Полицейский нахмурился, а потом еще раз внимательно посмотрел на Хальруна. Уверенность, с которой говорил журналист, должна была заставить детектива задуматься.
– В этом нет смысла, вей Осгерт. Шкаф с девушкой был заперт снаружи, и изнутри его открыть невозможно. Я проверял. Так что несчастная вейя Кросгейс, будь она зачинщицей, рисковала бы не только надолго застрять внутри, но и собственным добрым именем... И потом, прекратите уже разговаривать газетными заголовками!
Хальрун фыркнул.
– Привычка, детектив, – сказал он, заговорщицки подавшись вперед. – А если я могу это обосновать?
– Если у вас имеются доказательства, – скучным тоном произнес полицейский, – предоставьте их старшему детективу Тольму.
С Унером Тольмом Хальрун встретился всего один раз, но этого хватило, чтобы укрепиться во взаимной неприязни. Детектив, которому поручили расследовать убийство Ракарда Лакселя, оказался косным и предубежденным человеком. При встрече он сразу сообщил Хальруну, что презирает его самого, его статьи и его ремесло. Дорен, конечно, тоже не раз критиковал «Листок», но был несравнимо вежливее.

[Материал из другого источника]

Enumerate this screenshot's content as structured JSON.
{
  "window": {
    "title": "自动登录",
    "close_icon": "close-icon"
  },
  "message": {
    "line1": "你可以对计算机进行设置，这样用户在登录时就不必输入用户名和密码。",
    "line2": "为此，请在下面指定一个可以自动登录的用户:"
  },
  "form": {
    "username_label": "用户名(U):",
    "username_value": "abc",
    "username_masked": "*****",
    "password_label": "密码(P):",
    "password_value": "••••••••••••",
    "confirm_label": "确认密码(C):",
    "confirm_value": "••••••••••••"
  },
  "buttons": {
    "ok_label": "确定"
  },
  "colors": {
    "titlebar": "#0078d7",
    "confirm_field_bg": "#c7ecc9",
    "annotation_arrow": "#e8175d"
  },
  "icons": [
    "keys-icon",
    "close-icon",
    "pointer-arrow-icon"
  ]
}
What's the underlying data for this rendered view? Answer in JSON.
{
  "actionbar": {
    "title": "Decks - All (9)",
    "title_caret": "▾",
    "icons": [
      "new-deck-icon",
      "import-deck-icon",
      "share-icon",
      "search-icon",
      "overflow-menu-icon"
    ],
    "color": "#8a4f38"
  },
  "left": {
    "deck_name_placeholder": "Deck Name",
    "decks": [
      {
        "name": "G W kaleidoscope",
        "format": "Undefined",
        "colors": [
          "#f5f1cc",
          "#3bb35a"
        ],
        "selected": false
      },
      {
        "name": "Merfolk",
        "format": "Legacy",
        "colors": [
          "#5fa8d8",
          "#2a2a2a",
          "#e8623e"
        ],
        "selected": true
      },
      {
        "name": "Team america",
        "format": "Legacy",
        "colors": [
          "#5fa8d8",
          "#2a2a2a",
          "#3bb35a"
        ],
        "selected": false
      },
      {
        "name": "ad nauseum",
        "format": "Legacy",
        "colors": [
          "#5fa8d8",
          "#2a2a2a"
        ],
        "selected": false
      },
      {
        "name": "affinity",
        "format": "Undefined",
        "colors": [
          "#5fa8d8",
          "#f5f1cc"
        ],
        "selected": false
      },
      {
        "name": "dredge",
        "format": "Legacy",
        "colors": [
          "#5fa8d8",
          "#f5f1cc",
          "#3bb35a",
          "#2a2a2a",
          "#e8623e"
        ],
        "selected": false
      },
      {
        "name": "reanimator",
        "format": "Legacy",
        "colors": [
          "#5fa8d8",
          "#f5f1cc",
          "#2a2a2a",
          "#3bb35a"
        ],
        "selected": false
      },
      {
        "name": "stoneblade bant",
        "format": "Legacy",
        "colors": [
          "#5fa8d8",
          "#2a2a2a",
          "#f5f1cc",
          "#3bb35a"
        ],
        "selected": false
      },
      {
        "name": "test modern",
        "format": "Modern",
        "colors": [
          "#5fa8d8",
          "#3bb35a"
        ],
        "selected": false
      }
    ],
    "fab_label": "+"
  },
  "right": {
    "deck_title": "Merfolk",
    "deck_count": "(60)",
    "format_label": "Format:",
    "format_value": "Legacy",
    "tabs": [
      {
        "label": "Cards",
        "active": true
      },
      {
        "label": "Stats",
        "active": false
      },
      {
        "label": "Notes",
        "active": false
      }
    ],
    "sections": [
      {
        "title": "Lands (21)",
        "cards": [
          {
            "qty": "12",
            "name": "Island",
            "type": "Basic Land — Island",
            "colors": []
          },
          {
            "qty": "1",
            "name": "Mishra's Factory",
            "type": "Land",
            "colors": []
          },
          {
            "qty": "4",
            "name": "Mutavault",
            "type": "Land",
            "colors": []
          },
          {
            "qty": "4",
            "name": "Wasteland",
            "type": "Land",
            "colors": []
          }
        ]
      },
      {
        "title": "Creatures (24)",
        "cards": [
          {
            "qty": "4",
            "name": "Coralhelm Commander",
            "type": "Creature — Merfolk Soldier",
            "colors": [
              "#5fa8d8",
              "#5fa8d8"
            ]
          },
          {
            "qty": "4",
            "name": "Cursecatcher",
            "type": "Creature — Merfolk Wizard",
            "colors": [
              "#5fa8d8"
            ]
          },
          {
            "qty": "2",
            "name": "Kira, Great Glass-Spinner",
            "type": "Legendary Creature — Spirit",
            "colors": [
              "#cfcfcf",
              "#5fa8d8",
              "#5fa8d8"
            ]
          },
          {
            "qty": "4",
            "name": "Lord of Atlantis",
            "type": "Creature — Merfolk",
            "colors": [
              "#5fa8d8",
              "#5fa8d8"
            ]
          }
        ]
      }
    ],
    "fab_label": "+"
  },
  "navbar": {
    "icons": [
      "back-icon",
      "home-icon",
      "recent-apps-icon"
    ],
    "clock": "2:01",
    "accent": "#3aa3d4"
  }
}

– Ваш Тольм не станет меня слушать. Доказательств у меня нет, только предположение, но, – признался Хальрун и многозначительно поднял палец, – предположение обоснованное... Вам все еще неинтересно?
Дорен посмотрел на заваленный документами стол, задержавшись взглядом на лице вейи Кросгейс в журнальном развороте, а потом вздохнул.
– Я вас выслушаю, – неохотно произнес детектив. – Только, прошу вас, обойдитесь без домыслов.
– Совсем обойтись не получится, – сказал Хальрун и приготовился рассказывать.
Газетчик принял расслабленную позу, противоположною напряженному положению Дорена, и даже закинул ногу на ногу.
– Вейя Кросгейс сама навела меня на след. Если бы она не вспомнила один давний случай, я бы ничего не заподозрил, – самодовольно сказал газетчик.
– Зачем ей было вспоминать что-то, что выдало ее?
Хальрун улыбнулся. Перед тем как прийти в управление, он как следует пораскинул мозгами и подготовился к вопросам.
– Она хотела сделать мне приятное. Знаете, как собаке бросают кость, чтобы прекратила лаять. Она не учла, что я всегда серьезно отношусь к работе и материал выжимаю досуха.
– Вей Осгерт, пожалуйста, излагайте свои мысли кратко, – попросил Дорен. – Я бы хотел все-таки попасть сегодня домой.